Outward force of molasses on a cylinder

[lluhi]

Homework Statement

On the afternoon of January 15, 1919, an unusually warm day in Boston, a 27.4-m-high, 27.4-m-diameter cylindrical metal tank used for storing molasses ruptured. Molasses flooded into the streets in a 9-m-deep stream, killing pedestrians and horses, and knocking down buildings. The molasses had a density of 1600 kg/ m^3

If the tank was full before the accident, what was the total outward force the molasses exerted on its sides? (Hint: Consider the outward force on a circular ring of the tank wall of width dy and at a depth y below the surface. Integrate to find the total outward force.

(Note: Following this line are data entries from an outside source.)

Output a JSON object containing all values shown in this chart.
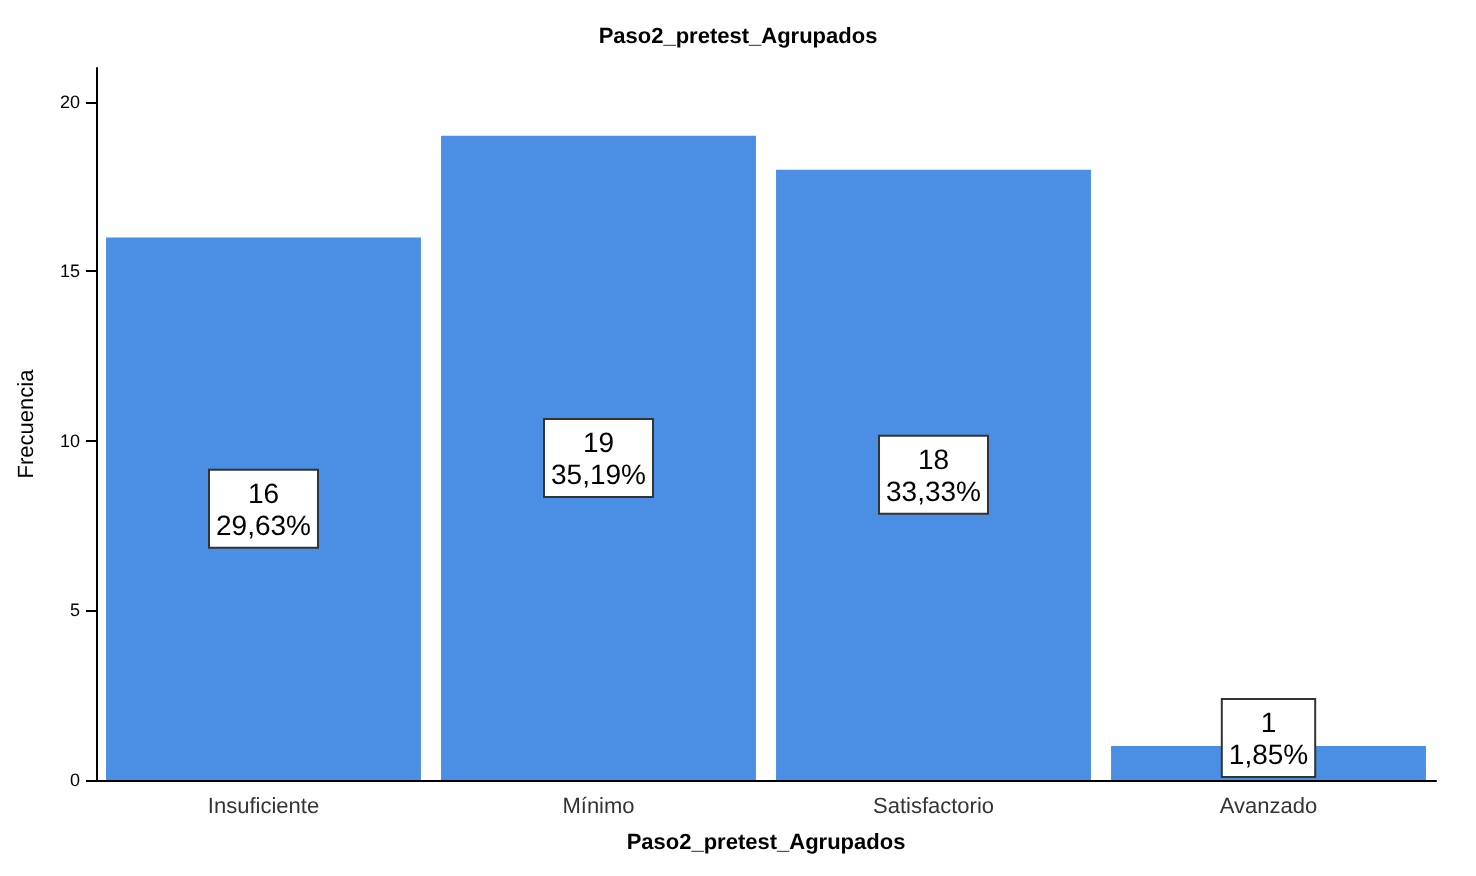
{
  "chart_data": {
    "type": "bar",
    "title": "Paso2_pretest_Agrupados",
    "xlabel": "Paso2_pretest_Agrupados",
    "ylabel": "Frecuencia",
    "categories": [
      "Insuficiente",
      "Mínimo",
      "Satisfactorio",
      "Avanzado"
    ],
    "values": [
      16,
      19,
      18,
      1
    ],
    "value_labels": [
      "16\n29,63%",
      "19\n35,19%",
      "18\n33,33%",
      "1\n1,85%"
    ],
    "color": "#4a8fe3",
    "ylim": [
      0,
      21
    ],
    "yticks": [
      0,
      5,
      10,
      15,
      20
    ],
    "grid": false
  }
}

Assume that before the tank ruptured, the pressure at the surface of the molasses was equal to the air pressure outside the tank.)

Homework Equations

F=PA p=p0+roh*g*h

The Attempt at a Solution

if F=PA then dF=dPdA and dA for a cylinder is pi*d (integration of pi*r^2) and for d=27.4, dA=86.1

i have F=86.1*int[101325pascals + (1600kg/m^3)(9.8m/s^2)hdh] from 0 to 27.4

integrating gives

86.1 (101325h+7840h^2) and plugging in 27.4 for h gives 7.46e^8 which is wrong... help?

 

[ehild]

The atmospheric pressure acts both inward and outward. I do not think you should count with it. And make your calculation a bit more clear. dA is the area of a strip on the wall of the cylinder: dA=2pi R dy.

ehild

 

[RTW69]

dF=p*dA; p=rho*g*y;dA=pi*dia*dy

F=rho*g*dia*pi*integrate[y*dy] from 0 to h

 

[lluhi]

got it, thanks